Furthermore, STOC-T facilitates optoretinography (ORG), which records photoreceptor responses to light. Knowing what these light-sensing cells look like is advantageous, but knowing whether they function properly is often the more clinically relevant question. The journal article describes measurements of cone-photoreceptor responses to flickering light at frequencies between 1.5 and 45 Hz. The derived time constants were approximately 398 ms and 43 ms. These values closely match photoreceptor-activity measurements obtained using patch-clamp recordings in primate retinas, suggesting that STOC-T-based ORG may indeed reflect local cone responses. Such information is particularly valuable in diseases where cellular function begins to deteriorate before structural changes become visible. In these cases, the eye may still appear normal, while the cells are already behaving differently.

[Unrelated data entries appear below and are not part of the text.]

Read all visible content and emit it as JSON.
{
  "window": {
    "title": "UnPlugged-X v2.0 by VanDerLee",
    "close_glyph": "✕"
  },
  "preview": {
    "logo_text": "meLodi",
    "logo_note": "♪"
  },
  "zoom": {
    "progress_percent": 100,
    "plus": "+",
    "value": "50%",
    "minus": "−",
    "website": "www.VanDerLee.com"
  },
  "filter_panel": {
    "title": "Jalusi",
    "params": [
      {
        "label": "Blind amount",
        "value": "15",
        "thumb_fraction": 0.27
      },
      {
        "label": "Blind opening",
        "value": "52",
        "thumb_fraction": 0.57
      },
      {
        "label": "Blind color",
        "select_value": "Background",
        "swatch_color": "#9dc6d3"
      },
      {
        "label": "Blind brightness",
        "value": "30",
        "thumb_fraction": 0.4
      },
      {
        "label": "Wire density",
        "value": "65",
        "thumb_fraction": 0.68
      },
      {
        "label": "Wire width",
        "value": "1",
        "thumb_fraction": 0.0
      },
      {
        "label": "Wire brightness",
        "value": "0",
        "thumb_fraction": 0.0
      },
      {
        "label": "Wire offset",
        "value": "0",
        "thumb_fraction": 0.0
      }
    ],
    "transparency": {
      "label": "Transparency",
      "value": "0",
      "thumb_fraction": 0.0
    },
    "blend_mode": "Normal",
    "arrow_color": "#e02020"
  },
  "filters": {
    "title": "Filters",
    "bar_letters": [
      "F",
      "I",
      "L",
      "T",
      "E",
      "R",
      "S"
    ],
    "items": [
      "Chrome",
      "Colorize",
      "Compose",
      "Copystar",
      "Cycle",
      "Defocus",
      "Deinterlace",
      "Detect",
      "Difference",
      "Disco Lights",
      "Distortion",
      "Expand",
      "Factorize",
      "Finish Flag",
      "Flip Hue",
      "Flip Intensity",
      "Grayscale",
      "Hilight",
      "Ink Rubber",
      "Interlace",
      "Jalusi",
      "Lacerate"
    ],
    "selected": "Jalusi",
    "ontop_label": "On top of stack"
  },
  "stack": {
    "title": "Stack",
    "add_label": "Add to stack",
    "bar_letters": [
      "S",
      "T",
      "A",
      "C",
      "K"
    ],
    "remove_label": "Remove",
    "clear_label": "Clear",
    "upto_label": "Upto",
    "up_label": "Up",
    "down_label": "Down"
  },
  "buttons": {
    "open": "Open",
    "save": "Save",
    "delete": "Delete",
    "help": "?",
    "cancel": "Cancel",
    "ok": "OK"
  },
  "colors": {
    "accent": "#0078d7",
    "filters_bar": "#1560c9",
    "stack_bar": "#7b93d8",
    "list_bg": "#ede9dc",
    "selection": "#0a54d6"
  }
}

Who benefits from improved imaging?
According to the World Health Organization, at least 2.2 billion people worldwide live with visual impairment. In more than one billion cases, vision loss could have been prevented or could still be treated if diagnosed earlier and more accurately. With glaucoma, lost nerve fibers are difficult to restore. With diabetic retinopathy, vascular changes detected too late may lead to severe complications. With macular diseases, rapid diagnosis and precise treatment monitoring can determine whether a patient retains central vision.
STOC-T is not yet a clinical product. The report clearly outlines its current limitations. The method requires a high-speed CMOS camera (512 x 512 pixels operating at 60,000 frames per second) and a tunable laser covering the 800-870 nm wavelength range; and it generates enormous amounts of data. A single acquisition may exceed 8.5 GB, creating substantial computational challenges.
The researchers also see great potential in using multimode optical fibers as an alternative phase-modulation mechanism. For example, using a fiber with a 50-μm core diameter and a length of 300 m, approximately 800 propagation modes can be supported. Theoretically, this could reduce optical crosstalk noise by nearly 29-fold without requiring any active control electronics.
"This is not the end of the journey. We already know what needs to be improved: speed, data volume, phase encoding, and reconstruction automation. However, the underlying concept and the way we describe the phenomenon offer tremendous opportunities for the development of both new imaging devices and further innovations of the method itself," concludes Prof. Maciej Wojtkowski.
Maciej Wojtkowski (2026). Spatio-temporal optical coherence imaging and tomography for in vivo applications. Journal of Biomedical Optics.